Unions
The artificially high wages forced on the economy by compulsory unionism imposed economic hardships on other groups—particularly on non-union workers and on unskilled labor, which was being squeezed gradually out of the market. Today’s widespread unemployment is the result of organized labor’s privileges and of allied measures, such as minimum wage laws. For years, the unions supported these measures and sundry welfare legislation, apparently in the belief that the costs would be paid by taxes imposed on the rich. The growth of inflation has shown that the major victim of government spending and of taxation is the middle class. Organized labor is part of the middle class—and the actual value of labor’s forced “social gains” is now being wiped out.

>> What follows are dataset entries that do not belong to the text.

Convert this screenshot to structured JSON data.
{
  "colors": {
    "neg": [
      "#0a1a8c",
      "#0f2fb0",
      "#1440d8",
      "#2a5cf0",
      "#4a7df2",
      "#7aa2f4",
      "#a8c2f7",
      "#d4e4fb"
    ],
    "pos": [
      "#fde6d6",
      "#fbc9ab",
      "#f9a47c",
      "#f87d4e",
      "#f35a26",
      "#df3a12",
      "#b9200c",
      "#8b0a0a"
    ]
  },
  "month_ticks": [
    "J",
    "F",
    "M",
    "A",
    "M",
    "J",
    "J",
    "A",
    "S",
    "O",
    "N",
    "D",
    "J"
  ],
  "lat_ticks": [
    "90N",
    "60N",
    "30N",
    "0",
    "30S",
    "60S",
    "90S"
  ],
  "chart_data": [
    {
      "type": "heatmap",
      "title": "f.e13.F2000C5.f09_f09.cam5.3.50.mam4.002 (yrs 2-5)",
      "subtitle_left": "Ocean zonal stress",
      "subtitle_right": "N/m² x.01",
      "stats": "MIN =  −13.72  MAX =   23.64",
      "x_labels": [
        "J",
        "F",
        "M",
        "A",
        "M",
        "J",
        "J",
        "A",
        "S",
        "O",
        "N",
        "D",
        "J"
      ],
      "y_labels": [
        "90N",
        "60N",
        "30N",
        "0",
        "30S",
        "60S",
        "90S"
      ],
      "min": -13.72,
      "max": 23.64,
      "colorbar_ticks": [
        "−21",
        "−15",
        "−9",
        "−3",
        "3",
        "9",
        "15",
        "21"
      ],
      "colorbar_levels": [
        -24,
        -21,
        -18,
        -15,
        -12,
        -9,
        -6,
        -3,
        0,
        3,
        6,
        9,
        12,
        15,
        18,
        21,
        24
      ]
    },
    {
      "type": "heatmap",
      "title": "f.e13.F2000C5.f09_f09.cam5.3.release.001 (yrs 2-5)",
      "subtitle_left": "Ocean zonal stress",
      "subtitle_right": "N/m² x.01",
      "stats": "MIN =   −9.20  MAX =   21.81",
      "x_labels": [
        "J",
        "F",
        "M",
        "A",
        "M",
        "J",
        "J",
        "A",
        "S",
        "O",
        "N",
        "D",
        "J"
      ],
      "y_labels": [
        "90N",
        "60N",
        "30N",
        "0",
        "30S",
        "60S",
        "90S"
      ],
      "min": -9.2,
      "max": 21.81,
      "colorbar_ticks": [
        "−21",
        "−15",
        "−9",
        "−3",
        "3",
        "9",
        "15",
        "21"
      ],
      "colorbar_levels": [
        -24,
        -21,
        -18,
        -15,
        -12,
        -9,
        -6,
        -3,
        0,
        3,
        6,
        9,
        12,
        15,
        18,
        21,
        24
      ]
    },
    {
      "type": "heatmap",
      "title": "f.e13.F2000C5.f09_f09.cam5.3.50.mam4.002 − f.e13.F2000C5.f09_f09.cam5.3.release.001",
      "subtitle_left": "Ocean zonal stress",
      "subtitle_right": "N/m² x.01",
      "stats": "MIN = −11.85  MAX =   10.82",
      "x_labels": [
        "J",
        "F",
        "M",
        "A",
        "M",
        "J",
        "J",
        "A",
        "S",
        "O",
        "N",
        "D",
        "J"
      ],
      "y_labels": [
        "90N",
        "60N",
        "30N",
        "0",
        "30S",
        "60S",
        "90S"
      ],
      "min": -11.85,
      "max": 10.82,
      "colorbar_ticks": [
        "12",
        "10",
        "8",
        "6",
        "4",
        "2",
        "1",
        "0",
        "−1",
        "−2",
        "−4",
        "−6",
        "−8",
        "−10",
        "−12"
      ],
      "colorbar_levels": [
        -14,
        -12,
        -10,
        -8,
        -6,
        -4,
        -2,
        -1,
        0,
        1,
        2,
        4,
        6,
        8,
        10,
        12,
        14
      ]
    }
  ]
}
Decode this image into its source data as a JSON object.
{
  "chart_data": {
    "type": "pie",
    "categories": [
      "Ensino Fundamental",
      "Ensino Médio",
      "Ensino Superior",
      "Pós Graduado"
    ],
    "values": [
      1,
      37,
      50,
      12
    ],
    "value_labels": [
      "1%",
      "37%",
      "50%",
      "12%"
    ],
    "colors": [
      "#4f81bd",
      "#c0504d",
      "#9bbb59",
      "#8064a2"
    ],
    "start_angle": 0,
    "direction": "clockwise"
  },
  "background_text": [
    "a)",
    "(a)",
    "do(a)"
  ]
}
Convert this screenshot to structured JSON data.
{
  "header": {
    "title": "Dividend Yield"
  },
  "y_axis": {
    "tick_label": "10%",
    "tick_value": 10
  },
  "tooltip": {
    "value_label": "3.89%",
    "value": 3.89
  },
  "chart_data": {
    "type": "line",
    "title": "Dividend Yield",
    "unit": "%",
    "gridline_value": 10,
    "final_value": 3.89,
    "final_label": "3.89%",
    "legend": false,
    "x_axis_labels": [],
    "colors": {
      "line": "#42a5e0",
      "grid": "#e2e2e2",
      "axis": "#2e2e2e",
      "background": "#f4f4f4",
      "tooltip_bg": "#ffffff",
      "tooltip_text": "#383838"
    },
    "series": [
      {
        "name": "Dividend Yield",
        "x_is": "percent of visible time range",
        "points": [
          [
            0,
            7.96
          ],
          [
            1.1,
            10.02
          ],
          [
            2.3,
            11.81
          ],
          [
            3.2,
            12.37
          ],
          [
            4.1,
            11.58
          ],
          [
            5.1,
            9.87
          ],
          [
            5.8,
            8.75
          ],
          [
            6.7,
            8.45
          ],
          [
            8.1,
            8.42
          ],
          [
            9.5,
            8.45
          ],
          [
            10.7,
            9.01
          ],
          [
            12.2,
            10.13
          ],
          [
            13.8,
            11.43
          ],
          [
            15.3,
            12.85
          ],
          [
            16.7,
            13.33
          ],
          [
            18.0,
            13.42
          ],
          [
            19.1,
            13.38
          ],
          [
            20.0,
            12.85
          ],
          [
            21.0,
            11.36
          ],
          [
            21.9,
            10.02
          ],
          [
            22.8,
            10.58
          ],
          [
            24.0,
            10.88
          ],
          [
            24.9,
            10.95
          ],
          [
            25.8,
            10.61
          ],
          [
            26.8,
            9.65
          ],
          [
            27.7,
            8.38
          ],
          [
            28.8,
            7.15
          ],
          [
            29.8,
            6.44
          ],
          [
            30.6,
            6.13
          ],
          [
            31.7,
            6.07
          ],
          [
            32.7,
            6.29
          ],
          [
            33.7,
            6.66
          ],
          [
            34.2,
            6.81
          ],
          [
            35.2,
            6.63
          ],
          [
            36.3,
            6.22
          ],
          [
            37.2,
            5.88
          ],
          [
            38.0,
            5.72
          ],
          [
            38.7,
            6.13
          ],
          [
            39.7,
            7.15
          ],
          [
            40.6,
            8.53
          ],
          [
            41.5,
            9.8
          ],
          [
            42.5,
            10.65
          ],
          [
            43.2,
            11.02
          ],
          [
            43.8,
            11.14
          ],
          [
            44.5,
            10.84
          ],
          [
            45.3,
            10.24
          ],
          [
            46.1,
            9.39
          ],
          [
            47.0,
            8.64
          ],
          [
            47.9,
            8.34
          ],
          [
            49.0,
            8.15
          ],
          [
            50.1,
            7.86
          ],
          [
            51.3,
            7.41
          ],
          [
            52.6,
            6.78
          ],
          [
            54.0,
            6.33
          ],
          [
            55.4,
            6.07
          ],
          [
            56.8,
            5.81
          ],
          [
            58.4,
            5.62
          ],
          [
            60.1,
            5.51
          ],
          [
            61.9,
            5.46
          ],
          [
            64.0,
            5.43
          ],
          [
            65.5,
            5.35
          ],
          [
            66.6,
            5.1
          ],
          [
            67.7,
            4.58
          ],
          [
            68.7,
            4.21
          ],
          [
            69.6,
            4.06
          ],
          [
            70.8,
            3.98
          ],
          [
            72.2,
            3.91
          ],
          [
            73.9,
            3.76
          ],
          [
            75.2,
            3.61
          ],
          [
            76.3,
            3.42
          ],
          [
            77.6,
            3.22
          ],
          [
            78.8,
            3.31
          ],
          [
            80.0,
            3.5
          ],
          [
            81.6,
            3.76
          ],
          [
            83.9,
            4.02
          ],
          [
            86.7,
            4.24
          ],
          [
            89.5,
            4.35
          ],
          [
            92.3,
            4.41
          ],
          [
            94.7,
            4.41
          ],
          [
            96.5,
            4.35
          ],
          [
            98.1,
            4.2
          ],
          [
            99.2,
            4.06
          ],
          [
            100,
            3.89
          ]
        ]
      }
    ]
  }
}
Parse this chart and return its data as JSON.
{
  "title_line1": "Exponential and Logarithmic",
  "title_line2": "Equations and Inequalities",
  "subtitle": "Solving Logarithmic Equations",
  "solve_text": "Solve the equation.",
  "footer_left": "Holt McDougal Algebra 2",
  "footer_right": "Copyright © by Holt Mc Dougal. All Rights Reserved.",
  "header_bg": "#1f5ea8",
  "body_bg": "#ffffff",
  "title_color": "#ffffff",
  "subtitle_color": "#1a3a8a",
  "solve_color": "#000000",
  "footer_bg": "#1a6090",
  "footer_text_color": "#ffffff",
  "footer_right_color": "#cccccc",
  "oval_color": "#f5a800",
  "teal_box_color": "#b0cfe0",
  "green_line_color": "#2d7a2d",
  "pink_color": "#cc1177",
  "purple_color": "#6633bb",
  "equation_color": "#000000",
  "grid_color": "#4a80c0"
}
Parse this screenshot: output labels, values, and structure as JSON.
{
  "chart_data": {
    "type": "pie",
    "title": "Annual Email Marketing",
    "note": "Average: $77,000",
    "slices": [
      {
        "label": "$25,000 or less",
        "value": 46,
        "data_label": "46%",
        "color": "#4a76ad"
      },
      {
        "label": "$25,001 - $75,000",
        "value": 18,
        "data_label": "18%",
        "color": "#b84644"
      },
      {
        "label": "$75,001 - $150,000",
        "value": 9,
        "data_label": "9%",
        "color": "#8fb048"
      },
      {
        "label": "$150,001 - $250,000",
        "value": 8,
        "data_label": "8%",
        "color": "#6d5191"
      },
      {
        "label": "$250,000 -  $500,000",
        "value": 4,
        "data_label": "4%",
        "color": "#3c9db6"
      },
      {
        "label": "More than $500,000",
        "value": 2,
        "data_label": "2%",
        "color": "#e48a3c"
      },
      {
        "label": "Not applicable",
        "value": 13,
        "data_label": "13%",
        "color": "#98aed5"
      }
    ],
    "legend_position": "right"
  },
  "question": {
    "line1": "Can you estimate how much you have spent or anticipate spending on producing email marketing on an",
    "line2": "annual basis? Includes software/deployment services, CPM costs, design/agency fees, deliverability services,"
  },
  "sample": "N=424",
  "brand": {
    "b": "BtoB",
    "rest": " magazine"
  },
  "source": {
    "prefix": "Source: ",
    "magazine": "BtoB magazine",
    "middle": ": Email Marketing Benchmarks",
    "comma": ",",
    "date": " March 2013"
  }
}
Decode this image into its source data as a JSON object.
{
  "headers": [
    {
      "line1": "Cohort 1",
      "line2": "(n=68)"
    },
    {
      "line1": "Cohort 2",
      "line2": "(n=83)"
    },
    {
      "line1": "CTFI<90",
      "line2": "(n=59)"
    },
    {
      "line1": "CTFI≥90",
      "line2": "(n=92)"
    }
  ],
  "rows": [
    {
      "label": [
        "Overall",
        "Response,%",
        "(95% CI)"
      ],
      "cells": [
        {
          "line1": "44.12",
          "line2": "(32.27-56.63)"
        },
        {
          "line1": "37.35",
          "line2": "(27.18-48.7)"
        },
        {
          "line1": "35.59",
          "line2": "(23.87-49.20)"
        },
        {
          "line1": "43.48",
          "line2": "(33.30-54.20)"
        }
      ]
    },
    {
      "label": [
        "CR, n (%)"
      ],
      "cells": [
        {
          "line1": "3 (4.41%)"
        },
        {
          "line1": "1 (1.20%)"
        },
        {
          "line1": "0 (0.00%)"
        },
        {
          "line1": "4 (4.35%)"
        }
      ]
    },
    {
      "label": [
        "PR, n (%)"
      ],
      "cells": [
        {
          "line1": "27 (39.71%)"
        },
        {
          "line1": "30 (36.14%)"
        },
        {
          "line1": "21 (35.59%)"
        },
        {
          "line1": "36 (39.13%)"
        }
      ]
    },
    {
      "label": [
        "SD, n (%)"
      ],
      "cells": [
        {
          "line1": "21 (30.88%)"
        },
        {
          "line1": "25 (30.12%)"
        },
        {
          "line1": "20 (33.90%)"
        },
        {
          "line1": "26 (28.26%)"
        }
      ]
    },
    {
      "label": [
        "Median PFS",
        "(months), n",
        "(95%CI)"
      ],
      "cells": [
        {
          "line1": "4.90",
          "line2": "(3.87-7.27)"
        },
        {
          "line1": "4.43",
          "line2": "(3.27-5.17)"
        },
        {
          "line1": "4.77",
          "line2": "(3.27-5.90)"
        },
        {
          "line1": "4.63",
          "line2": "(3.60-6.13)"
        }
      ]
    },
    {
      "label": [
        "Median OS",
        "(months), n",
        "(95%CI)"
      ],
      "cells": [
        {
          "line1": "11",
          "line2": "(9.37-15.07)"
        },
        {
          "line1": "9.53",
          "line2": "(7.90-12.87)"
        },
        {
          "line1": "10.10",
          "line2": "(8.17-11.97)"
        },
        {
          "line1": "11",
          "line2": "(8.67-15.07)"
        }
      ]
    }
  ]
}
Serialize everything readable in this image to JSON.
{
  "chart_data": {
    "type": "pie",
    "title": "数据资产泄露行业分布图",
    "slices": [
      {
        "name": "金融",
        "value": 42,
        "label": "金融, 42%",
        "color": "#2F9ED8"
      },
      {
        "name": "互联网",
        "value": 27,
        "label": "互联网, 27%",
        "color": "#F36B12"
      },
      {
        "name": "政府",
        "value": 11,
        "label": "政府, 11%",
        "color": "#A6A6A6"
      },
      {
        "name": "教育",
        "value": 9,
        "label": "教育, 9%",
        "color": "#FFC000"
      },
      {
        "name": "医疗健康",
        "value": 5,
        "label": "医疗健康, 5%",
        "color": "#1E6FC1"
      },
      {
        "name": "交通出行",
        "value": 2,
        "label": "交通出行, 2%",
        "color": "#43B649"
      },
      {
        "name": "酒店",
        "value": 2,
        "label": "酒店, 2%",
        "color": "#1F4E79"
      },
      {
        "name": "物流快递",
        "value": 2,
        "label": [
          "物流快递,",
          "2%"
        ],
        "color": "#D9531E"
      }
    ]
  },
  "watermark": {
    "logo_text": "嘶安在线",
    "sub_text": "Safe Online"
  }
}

Organized labor has been much more sensitive to the danger of government power and much more aware of ideological issues. Its spokesmen have fought the government in proper, morally confident terms whenever they saw a threat to their rights. (To name a few examples of such occasions: the attempt at labor conscription in World War II, the issue of U.S. contributions to the Soviet-dominated International Labor Organization, President Kennedy’s attempt to impose guidelines in the steel crisis of 1962.) Labor’s concern was aroused only in defense of its rights; still, whoever defends his own rights defends the rights of all. But labor was pursuing a contradictory policy, which could not be maintained for long. In many issues—notably in its support of welfare-state legislation—labor violated the rights of others and fertilized the growth of the government’s power. And, today, labor is in line to become the next major victim of advancing statism.
It was business, not labor, that initiated the policy of government intervention in the economy (as long ago as the nineteenth century)—and business was the first victim. Labor adopted the same policy and will meet the same fate. He who lives by a legalized sword, will perish by a legalized sword.